I have an upcoming interview and the meeting schedule indicates that the dress code is "business casual." How should I arrive to ensure that I am dressed appropriately for the interview?

  • 1
    For a male I would think a suit with no tie would be enough to cover business casual.
    – dreza
    Commented May 14, 2012 at 1:53
  • 2
    A note with regards to the best answer - ideally it should cover attire for both men and women.
    – anonymous
    Commented Aug 10, 2012 at 11:30

2 Answers 2


Business Casual could mean different things depending on where you are located and what business sector you are in.

From the wikipedia page on business casual:

Business casual has partially supplanted business formal attire wear (suits and neckties, sometimes called international standard business attire), which was previously the standard apparel for managers and professionals.

Jeans are sometimes acceptable in workplaces as part of business casual attire. Some Silicon Valley entrepreneurs such as Steve Jobs were known to wear jeans as part of the business casual look, while in other companies blue jeans are not considered suitable for managers or even business casual. In academic, research and office settings, however, jeans may be worn with a polo shirt or dress shirt. The second-from-the-top button may also be opened in addition to the very top button.The most notable exception to this is the banking world, in which formal dress is often required.

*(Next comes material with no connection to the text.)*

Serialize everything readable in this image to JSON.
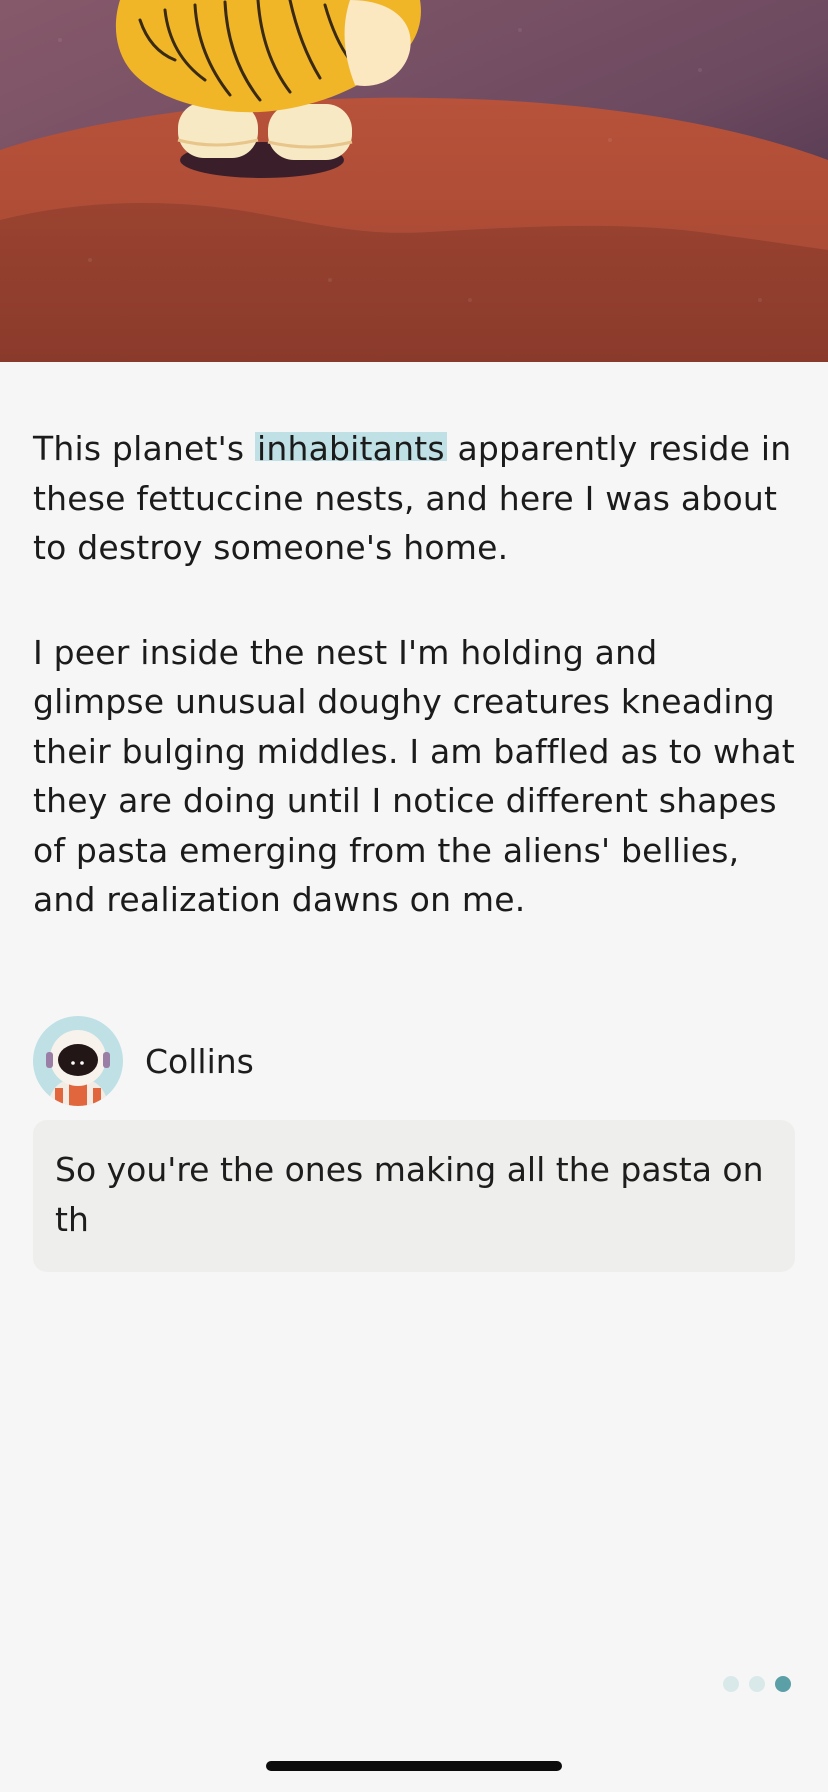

Neckties and cufflinks are generally not required for business casual dress. Of the 33% of men who wear a necktie to work, 60% wear a necktie occasionally, while only 18% wear them all the time.

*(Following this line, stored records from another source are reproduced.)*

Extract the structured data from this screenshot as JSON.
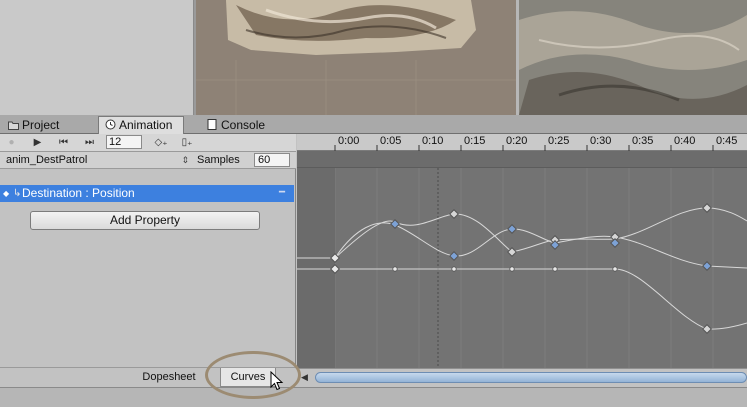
{
  "tabs": [
    {
      "label": "Project",
      "icon": "folder-icon"
    },
    {
      "label": "Animation",
      "icon": "clock-icon"
    },
    {
      "label": "Console",
      "icon": "console-icon"
    }
  ],
  "toolbar": {
    "frame_value": "12"
  },
  "clip": {
    "name": "anim_DestPatrol",
    "samples_label": "Samples",
    "samples_value": "60"
  },
  "property": {
    "label": "Destination : Position"
  },
  "add_property_label": "Add Property",
  "bottom_tabs": {
    "dopesheet": "Dopesheet",
    "curves": "Curves"
  },
  "timeline": {
    "ticks": [
      "0:00",
      "0:05",
      "0:10",
      "0:15",
      "0:20",
      "0:25",
      "0:30",
      "0:35",
      "0:40",
      "0:45"
    ]
  },
  "colors": {
    "selection": "#3d80df",
    "curve_bg": "#737373",
    "highlight_ring": "#9c8b72"
  }
}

Business casual is sometimes equated with (or depending on perception, confused with) smart casual.

As has been discussed in How to select interview attire for a technical job interview? for some situations, over dressing can be as bad for your interview chances as under dressing, but Business Casual does gives you a pretty good idea of what to expect.

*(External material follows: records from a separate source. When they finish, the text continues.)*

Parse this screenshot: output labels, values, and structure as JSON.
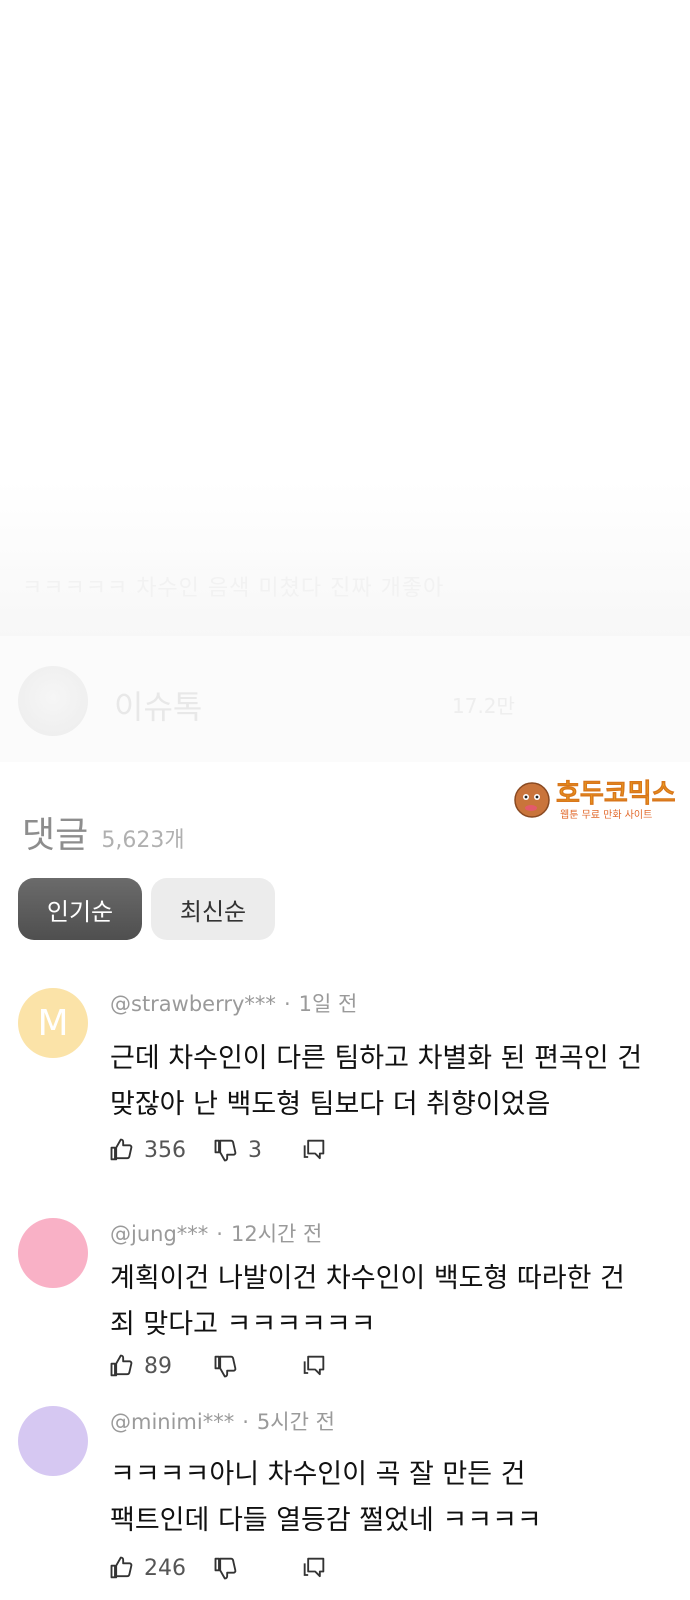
{
  "ghost_caption": "ㅋㅋㅋㅋㅋ 차수인 음색 미쳤다 진짜 개좋아",
  "channel": {
    "name": "이슈톡",
    "count": "17.2만"
  },
  "watermark": {
    "title": "호두코믹스",
    "subtitle": "웹툰 무료 만화 사이트"
  },
  "comments_section": {
    "title": "댓글",
    "count": "5,623개",
    "sort": {
      "popular": "인기순",
      "latest": "최신순"
    }
  },
  "comments": [
    {
      "avatar_letter": "M",
      "avatar_color": "#FBE3A8",
      "author": "@strawberry***",
      "separator": "·",
      "time": "1일 전",
      "lines": [
        "근데 차수인이 다른 팀하고 차별화 된 편곡인 건",
        "맞잖아 난 백도형 팀보다 더 취향이었음"
      ],
      "likes": "356",
      "dislikes": "3"
    },
    {
      "avatar_letter": "",
      "avatar_color": "#F9B1C6",
      "author": "@jung***",
      "separator": "·",
      "time": "12시간 전",
      "lines": [
        "계획이건 나발이건 차수인이 백도형 따라한 건",
        "죄 맞다고 ㅋㅋㅋㅋㅋㅋ"
      ],
      "likes": "89",
      "dislikes": ""
    },
    {
      "avatar_letter": "",
      "avatar_color": "#D6C8F2",
      "author": "@minimi***",
      "separator": "·",
      "time": "5시간 전",
      "lines": [
        "ㅋㅋㅋㅋ아니 차수인이 곡 잘 만든 건",
        "팩트인데 다들 열등감 쩔었네 ㅋㅋㅋㅋ"
      ],
      "likes": "246",
      "dislikes": ""
    }
  ],
  "icons": {
    "like": "thumbs-up-icon",
    "dislike": "thumbs-down-icon",
    "reply": "reply-icon"
  }
}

  • I dare you to put the example image from Wikipedia in your answer... ;P
    – yannis
    Commented May 14, 2012 at 17:07
  • @YannisRizos - Sadly the image format is not supported. *8')
    – Mark Booth
    Commented May 14, 2012 at 17:23
  • Good answer. One thing to add... In a "Casual" software environment, it's dangerous to overdress. Not as much is "Business Casual". For guys (I'm only generalizing because the poster is a guy) a jacket does no harm. Avoiding jeans does no harm either.
    – MathAttack
    Commented Aug 10, 2012 at 11:26
  • 3
    In my experience overdressing for a "Business Casual" interview is not a problem. While it may be bad in some "Casual" firms, I would never fault a candidate that took the time to appear professionally, But i am probably part of the last generation that will value this. Commented Aug 10, 2012 at 13:08

Business casual is basically a suit with no tie or something similar.

I would turn up in a suit you can then take of the tie and jacket if you feel it's appropriate. It's hard to overdress for an interview.

  • 1
    I would have said business casual would be a sports jacket and chinos and an open neck shirt.